Lo stress, termine che fra l’altro fu introdotto nei primi anni ’90 dal fisiologo Hans Seyle, definisce una condizione di attivazione fisiologica come risposta individuale ad agenti esterni e/o interni (eccessiva mole di lavoro, emozioni, fatiche, variazioni termiche improvvise, eccetera), senza la quale verrebbe a mancare un fondamentale meccanismo di adattamento. Dal punto di vista biochimico fisiologico, gli effetti dello stress dipendono dall’aumento della secrezione di ormoni della midollare e della corticale surrenatica, in una sequenza di eventi che culminano nell’immissione in circolo di catecolamine e corticosteroidi.
Il punto di partenza di tale sequenza è la corteccia cerebrale che attiva il sistema limbico e che, a sua volta, invia stimoli all’ippotamo. I mediatori ipotalamici inducono un aumento dell’attività del sistema nervoso simpatico, che predispone i vari tessuti a reagire nei confronti dell’emergenza.
Quando l’organismo è sottoposto a una serie troppo numerosa, prolungata e intensa di stress (stimoli di diversa natura che portano l’organismo e la psiche allo stress), mancando i necessari intervalli di recupero, la reazione di stress passa a una fase di resistenza che si protrae e spesso si conclude con l’esaurimento dei meccanismi difensivi. Da questo momento esistono le premesse per lo svilupparsi di patologie da stress. Occorre quindi distinguere tra stress e stress.
A far paura non è la situazione acuta, legata per esempio a un test professionale o a un colloquio importante, quanto la tensione cronica che si scarica sull’organismo. Quando il carico di lavoro e la tensione emotiva diventano eccessivi, quando i problemi superano le capacità di gestirli, quando la motivazione manca o quando non si riesce più ad avere il controllo della situazione, ecco che possono iniziare i problemi.
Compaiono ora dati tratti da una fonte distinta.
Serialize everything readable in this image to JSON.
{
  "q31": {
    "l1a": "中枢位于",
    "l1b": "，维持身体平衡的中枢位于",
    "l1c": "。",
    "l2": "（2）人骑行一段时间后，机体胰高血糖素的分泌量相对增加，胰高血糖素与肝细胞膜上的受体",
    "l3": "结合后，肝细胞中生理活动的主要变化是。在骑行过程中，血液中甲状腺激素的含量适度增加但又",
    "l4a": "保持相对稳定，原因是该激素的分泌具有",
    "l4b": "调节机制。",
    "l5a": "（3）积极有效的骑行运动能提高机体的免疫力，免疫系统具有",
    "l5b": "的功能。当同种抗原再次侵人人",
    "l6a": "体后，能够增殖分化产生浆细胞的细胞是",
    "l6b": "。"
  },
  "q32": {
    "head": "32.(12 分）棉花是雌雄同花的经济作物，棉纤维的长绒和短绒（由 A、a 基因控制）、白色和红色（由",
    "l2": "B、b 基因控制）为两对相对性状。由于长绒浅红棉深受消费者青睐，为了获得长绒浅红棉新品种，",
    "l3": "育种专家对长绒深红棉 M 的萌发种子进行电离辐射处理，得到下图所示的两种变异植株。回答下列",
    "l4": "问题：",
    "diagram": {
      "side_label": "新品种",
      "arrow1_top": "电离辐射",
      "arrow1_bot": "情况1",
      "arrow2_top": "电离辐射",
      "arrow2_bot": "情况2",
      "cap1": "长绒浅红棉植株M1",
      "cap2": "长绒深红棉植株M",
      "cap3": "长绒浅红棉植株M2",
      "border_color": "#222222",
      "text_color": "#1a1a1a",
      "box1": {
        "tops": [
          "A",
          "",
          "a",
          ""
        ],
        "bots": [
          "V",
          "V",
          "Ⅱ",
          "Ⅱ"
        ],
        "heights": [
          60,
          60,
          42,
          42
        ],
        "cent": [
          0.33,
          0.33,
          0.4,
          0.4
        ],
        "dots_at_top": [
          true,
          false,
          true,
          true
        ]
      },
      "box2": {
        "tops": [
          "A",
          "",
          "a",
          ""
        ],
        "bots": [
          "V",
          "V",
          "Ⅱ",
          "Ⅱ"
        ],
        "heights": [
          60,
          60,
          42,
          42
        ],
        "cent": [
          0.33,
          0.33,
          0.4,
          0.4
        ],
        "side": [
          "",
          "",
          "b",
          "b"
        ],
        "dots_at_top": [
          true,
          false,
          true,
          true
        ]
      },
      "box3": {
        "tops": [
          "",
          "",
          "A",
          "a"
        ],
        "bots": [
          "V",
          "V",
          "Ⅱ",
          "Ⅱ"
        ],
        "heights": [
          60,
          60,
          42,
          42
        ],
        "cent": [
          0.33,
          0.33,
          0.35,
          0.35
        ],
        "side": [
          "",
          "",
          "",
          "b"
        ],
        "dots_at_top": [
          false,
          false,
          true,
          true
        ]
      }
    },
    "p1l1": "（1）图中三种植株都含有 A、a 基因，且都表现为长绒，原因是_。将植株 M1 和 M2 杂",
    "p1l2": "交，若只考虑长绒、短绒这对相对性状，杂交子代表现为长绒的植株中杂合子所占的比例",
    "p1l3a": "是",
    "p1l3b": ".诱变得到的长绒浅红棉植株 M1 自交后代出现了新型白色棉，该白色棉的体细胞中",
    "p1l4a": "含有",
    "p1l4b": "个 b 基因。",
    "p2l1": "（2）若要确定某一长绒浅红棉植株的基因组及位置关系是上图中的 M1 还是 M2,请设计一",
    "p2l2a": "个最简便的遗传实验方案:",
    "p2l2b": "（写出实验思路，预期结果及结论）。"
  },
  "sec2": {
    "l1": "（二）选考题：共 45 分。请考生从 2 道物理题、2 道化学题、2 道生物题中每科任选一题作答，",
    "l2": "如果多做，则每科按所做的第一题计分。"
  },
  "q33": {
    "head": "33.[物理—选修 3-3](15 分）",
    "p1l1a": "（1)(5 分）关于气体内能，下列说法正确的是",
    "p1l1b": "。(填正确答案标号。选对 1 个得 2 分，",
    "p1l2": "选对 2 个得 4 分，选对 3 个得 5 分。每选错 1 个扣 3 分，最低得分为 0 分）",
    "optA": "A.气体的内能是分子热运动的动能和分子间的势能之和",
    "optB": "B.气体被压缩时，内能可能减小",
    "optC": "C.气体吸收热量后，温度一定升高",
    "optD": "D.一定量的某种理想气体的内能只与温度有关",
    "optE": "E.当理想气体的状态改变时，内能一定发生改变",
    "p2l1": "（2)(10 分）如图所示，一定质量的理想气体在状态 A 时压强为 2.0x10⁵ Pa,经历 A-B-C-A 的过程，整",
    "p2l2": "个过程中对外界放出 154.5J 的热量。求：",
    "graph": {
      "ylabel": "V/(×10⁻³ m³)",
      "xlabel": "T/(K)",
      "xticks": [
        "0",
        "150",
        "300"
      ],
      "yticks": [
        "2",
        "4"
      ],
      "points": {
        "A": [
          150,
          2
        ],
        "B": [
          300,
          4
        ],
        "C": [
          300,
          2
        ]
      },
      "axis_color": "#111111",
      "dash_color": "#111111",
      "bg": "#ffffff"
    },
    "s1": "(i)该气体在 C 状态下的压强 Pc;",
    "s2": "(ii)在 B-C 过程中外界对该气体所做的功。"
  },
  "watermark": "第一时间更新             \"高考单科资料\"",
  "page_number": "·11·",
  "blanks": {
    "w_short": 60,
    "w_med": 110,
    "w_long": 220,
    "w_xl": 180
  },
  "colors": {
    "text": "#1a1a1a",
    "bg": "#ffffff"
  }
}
Non si muore di lavoro. Ma sicuramente si rischia di stare male, con chiari segnali fisici, come aumento della pressione, tachicardia e fastidi all’apparato digerente. Perché lo stress. non è solo psicologico. E soprattutto, se cronico, può davvero porre le basi per lo sviluppo di processi infiammatori che svolgono un ruolo importante nell’insorgere e nella progressione di malattie cardiovascolari e di altri disturbi.
Secondo uno studio, le donne che sperimentano un esaurimento nervoso e gli uomini soggetti a depressione presentano un maggior livello di due noti biomarcatori dell’infiammazione, il fibrinogeno e la proteina C reattiva (CRP). Entrambi questi marcatori, in passato, sono stati associati al rischio di malattie cardiovascolari. Quindi stress genera stress, e la persona in stato di stress deve imparare individualmente a prevenire le complicanze.